The eyes are arranged in two rows, with the anterior row slightly procurved and the posterior row very slightly recurved. The anterior median eyes are larger than the anterior lateral eyes.

The legs are the same dark brown color as the cephalothorax. The front legs are directed forward rather than sideways, with thick, inflated femora. The tibiae and metatarsi of the first and second pairs of legs are notably thick and bear long macrosetae arranged in a double row on the underside.
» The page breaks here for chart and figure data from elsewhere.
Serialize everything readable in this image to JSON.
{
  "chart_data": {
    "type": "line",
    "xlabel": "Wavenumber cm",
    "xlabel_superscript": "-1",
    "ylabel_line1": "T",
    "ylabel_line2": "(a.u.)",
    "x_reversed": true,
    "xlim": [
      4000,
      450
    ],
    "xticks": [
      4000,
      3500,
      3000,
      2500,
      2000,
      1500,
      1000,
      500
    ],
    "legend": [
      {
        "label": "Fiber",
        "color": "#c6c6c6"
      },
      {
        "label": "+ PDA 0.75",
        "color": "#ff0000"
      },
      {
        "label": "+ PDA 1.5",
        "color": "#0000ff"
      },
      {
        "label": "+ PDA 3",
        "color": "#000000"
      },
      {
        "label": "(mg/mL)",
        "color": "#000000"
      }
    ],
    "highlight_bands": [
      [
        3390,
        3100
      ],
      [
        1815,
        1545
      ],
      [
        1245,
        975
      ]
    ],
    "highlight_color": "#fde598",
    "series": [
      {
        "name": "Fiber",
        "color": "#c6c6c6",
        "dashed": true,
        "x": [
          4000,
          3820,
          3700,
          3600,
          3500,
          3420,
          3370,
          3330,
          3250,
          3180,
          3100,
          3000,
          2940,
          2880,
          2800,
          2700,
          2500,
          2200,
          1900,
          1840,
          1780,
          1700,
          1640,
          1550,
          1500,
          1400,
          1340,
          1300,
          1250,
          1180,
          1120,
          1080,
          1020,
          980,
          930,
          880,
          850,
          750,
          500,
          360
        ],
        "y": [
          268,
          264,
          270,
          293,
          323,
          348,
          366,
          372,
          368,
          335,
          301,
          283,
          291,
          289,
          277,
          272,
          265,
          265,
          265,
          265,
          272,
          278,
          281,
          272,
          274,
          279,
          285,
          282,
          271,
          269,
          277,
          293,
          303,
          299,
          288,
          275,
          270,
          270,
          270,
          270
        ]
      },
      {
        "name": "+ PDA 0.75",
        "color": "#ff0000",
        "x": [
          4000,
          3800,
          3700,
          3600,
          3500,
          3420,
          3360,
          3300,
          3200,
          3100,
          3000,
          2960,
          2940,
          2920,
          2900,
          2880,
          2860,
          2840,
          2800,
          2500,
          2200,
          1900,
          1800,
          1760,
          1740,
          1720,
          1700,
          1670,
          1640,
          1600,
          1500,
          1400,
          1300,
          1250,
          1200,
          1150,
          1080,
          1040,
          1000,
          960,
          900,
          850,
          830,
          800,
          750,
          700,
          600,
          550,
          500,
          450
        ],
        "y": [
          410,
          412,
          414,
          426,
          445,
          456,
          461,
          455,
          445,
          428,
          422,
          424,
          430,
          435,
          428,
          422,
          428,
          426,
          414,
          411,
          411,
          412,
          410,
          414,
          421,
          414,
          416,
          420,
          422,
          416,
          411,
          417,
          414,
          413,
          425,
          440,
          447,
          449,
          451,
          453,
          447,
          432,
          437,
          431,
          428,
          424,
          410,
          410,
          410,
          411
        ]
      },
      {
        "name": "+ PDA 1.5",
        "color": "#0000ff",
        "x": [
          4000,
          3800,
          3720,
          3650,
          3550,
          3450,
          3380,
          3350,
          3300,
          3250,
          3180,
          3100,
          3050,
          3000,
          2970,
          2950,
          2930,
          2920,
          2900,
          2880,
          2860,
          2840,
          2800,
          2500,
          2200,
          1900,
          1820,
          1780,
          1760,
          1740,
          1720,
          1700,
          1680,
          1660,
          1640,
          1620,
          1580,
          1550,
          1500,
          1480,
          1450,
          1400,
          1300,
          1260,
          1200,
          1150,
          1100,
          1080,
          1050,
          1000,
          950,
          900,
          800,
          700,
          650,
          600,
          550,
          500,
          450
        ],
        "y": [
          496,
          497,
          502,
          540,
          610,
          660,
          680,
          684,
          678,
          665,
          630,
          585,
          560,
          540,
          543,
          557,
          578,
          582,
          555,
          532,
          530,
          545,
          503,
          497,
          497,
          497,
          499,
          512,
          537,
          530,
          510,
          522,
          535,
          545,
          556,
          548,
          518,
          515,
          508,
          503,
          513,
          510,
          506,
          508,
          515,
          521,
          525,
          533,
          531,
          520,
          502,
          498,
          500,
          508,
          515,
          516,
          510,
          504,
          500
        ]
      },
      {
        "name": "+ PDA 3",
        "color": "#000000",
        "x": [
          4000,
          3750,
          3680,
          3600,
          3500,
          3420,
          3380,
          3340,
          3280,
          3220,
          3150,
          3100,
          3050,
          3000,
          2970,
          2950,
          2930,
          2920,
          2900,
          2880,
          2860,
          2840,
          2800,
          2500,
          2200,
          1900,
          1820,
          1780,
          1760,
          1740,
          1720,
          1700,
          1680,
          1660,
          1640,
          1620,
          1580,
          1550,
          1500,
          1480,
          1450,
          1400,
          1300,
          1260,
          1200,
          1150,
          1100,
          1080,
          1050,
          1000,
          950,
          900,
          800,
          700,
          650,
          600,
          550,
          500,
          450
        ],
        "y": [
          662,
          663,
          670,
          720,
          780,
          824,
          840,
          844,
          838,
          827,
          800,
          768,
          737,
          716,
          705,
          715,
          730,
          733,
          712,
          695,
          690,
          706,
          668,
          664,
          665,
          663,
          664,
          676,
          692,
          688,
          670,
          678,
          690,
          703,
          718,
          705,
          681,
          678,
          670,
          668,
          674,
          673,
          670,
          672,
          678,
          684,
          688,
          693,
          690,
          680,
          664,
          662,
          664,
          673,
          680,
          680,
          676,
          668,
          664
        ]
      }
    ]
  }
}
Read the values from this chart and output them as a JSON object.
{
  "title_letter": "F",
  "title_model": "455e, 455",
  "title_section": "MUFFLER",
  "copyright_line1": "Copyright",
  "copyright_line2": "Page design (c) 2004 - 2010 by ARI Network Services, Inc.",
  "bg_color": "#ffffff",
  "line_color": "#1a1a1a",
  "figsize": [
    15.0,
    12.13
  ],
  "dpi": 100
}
The opisthosoma is triangular, broadening toward the posterior end. Dorsally, it is brown without distinct patterns, becoming paler on the sides. The entire body is covered with dense, short, white clavate hairs interspersed with longer clavate setae.

==Behaviour==
The species blends in with its surroundings due to its mottled coloration and general appearance. The specialized setae covering the body often collect debris, with mud and sand particles adhering to the hairs, further enhancing their camouflage.

==Taxonomy==
The species was first described by Reginald Frederick Lawrence in 1938 as Regillus silvicolus from specimens collected at Port Shepstone, KwaZulu-Natal. In 1955, Carl Friedrich Roewer transferred the species to the genus Borboropactus.

==Conservation status==
Borboropactus silvicola is currently listed as Least Concern due to its wide geographical range across South Africa. It is protected in eight protected areas, including Dwesa Nature Reserve, Mkambati Nature Reserve, Cwebe Nature Reserve, Silaka Nature Reserve, Vernon Crookes Nature Reserve, Lekgalameetse Nature Reserve, Entabeni State Forest, and Dlinza forest.